While PEER did not describe the MDOC’s actions as violating the law, it did find five problematic issues with respect to the department’s use of canteen profits. The first concerned the MDOC improperly reducing funds available to the IWF.
PEER also found that the use of $855,661 from the canteen fund for OffenderTrak software maintenance was an administrative expense rather than a cost related to the MDOC’s commissary services. Although the legislature had authorized the purchase of OffenderTrak software from the IWF, it did not approve annual maintenance costs. The MDOC disagreed with PEER on this point.
The MDOC also failed to follow state law by having seven members on the IWF committee. The department agreed to remedy that shortcoming, but did not agree that a “person to represent the interests of inmates’ families” should be included as a committee member.

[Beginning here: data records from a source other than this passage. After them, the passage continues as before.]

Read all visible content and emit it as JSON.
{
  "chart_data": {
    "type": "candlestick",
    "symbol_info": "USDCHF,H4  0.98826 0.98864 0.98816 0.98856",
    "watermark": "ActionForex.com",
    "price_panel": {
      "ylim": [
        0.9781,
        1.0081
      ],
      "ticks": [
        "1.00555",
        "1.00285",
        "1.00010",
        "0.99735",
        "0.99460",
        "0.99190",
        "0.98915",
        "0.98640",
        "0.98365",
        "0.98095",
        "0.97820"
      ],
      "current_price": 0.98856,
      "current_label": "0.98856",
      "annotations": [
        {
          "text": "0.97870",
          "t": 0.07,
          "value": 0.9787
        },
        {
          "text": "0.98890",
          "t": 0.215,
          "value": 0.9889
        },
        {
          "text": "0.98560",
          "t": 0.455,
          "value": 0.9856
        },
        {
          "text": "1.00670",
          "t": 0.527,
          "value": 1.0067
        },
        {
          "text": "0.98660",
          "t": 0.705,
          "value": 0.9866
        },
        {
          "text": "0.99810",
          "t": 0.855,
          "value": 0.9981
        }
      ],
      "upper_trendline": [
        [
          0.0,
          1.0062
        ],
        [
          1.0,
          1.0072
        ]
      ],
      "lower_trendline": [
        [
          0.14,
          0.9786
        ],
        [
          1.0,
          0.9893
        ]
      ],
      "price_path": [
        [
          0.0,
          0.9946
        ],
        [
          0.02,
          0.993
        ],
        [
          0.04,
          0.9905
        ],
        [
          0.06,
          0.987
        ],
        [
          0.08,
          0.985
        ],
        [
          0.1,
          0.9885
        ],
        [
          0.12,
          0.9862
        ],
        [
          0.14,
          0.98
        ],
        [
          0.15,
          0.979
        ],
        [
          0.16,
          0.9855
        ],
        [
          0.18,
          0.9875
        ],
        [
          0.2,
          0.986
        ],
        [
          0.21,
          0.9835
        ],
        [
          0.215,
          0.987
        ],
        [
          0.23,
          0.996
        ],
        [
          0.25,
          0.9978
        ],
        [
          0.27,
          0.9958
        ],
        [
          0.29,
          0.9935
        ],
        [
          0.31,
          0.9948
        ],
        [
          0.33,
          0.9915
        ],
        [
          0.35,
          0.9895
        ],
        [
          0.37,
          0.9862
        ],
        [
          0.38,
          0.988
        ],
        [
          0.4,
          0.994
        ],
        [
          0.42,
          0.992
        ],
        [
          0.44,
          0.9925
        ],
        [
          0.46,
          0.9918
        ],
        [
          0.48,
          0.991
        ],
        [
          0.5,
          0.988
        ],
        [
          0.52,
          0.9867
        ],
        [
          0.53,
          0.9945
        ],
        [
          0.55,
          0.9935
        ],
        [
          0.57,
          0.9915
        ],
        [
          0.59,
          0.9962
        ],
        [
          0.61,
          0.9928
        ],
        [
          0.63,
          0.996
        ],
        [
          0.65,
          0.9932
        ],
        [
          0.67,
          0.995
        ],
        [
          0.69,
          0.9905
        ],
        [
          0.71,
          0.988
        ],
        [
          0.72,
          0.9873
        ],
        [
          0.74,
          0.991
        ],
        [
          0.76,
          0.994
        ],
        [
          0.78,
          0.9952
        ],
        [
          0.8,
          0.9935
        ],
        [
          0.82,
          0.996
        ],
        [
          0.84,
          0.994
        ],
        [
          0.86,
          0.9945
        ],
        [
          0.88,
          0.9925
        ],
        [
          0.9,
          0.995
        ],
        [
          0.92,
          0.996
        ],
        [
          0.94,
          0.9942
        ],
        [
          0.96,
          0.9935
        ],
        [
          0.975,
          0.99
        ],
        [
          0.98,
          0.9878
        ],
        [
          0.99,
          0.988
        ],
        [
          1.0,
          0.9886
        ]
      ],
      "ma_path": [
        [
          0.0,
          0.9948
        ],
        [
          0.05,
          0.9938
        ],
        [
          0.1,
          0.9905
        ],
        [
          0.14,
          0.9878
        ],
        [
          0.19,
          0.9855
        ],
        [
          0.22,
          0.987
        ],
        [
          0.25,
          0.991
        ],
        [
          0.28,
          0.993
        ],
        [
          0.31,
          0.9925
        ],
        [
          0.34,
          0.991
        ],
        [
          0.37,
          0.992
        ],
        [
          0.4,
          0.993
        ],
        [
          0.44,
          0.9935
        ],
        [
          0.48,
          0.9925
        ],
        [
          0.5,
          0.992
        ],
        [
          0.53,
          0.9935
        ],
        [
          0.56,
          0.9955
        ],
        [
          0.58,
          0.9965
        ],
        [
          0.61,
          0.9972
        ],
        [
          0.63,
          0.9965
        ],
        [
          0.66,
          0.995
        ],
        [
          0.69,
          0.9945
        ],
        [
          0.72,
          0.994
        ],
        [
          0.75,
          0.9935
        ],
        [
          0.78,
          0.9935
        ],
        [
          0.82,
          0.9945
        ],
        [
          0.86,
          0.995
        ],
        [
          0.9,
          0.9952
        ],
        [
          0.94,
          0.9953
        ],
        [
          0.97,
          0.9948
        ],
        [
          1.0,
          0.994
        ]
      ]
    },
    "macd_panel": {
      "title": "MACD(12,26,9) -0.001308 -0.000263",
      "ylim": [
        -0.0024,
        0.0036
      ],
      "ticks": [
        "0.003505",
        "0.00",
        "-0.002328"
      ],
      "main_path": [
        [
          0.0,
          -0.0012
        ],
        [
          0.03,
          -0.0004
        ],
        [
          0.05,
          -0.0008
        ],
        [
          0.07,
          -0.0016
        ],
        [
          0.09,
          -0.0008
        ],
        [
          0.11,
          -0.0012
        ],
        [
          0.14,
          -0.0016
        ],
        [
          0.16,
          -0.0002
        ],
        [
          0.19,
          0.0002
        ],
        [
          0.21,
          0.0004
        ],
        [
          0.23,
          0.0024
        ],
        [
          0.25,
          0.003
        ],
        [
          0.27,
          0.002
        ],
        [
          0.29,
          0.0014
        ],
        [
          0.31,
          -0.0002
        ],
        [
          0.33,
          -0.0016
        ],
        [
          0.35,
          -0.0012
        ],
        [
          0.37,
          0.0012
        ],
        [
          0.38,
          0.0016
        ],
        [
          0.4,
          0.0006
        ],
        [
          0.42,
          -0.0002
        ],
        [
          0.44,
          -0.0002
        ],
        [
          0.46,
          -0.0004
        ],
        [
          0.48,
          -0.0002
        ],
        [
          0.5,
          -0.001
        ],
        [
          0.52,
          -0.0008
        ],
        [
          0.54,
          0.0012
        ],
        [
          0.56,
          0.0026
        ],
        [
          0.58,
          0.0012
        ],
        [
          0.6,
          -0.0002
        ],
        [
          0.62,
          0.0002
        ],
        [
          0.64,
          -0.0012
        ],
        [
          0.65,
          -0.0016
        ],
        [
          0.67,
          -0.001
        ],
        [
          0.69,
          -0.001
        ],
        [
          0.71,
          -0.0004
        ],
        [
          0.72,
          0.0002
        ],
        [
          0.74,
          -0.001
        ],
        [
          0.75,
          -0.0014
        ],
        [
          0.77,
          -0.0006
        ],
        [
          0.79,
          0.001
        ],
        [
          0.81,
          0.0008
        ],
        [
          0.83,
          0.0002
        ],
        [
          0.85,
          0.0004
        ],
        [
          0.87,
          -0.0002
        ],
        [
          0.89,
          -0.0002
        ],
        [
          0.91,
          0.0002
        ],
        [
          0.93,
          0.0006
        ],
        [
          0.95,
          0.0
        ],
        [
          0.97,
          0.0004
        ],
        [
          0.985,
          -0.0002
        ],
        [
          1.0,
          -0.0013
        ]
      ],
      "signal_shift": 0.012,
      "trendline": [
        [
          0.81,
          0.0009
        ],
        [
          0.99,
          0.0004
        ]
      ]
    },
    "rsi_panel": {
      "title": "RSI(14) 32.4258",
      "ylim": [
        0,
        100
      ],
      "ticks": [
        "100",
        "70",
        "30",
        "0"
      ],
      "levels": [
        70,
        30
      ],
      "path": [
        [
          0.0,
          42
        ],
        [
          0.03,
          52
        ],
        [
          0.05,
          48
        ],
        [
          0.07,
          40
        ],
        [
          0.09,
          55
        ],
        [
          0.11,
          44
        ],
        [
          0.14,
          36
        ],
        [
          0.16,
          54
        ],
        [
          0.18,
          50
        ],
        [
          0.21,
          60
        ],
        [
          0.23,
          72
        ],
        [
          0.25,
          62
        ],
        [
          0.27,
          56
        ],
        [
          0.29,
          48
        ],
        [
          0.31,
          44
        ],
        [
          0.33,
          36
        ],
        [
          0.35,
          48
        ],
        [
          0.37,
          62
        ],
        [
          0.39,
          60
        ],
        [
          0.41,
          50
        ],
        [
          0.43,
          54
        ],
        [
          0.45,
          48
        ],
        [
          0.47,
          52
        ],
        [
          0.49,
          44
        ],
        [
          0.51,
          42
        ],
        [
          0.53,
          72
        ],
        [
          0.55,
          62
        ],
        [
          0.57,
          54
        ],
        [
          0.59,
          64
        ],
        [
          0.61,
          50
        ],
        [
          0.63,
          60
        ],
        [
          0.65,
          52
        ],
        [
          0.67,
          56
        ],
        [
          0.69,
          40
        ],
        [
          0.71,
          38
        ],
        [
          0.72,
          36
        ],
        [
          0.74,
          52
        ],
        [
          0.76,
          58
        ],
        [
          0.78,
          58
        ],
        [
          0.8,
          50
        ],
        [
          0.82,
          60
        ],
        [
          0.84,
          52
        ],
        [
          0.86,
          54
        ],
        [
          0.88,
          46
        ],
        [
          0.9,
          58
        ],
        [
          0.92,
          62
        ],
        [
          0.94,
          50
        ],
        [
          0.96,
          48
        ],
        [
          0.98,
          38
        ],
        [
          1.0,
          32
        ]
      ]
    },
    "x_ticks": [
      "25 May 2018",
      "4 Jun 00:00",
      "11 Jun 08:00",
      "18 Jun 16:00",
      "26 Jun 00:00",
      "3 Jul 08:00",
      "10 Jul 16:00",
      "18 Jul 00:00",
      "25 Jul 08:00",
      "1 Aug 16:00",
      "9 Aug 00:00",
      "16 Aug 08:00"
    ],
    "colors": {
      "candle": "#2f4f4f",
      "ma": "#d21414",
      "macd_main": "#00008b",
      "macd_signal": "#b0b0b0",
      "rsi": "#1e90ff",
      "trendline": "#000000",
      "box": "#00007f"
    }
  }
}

The MDOC further said it would follow PEER’s recommendation to implement expenditure guidelines. Those are required, PEER stated, due to several questionable expenditures by the department. While the MDOC includes administrative overhead costs for canteen employees in its “salaries, wages and contracts” category, it also “appears to be relying on the Inmate Welfare Fund to cover general operating costs of the department that PEER believes should be paid from appropriated funds.”
Additionally, in January 2011 the MDOC requested $28,062 in IWF funds to purchase two state vehicles, one for the Director of Religious Programs and one for the Director of Treatment Programs. It made another request that same month to buy a $14,031 vehicle for “the Director of Fiscal Affairs to provide assistance to the Deputy Commissioner of Administration and Finance.” PEER questioned whether the requested vehicle purchases were an appropriate use of IWF funds.
Lastly, PEER found the MDOC was not sending required financial reports concerning the IWF to lawmakers. The MDOC agreed to make improvements in that regard, including expanding the list of persons to whom the reports are sent.
The PEER report is available on PLN’s website.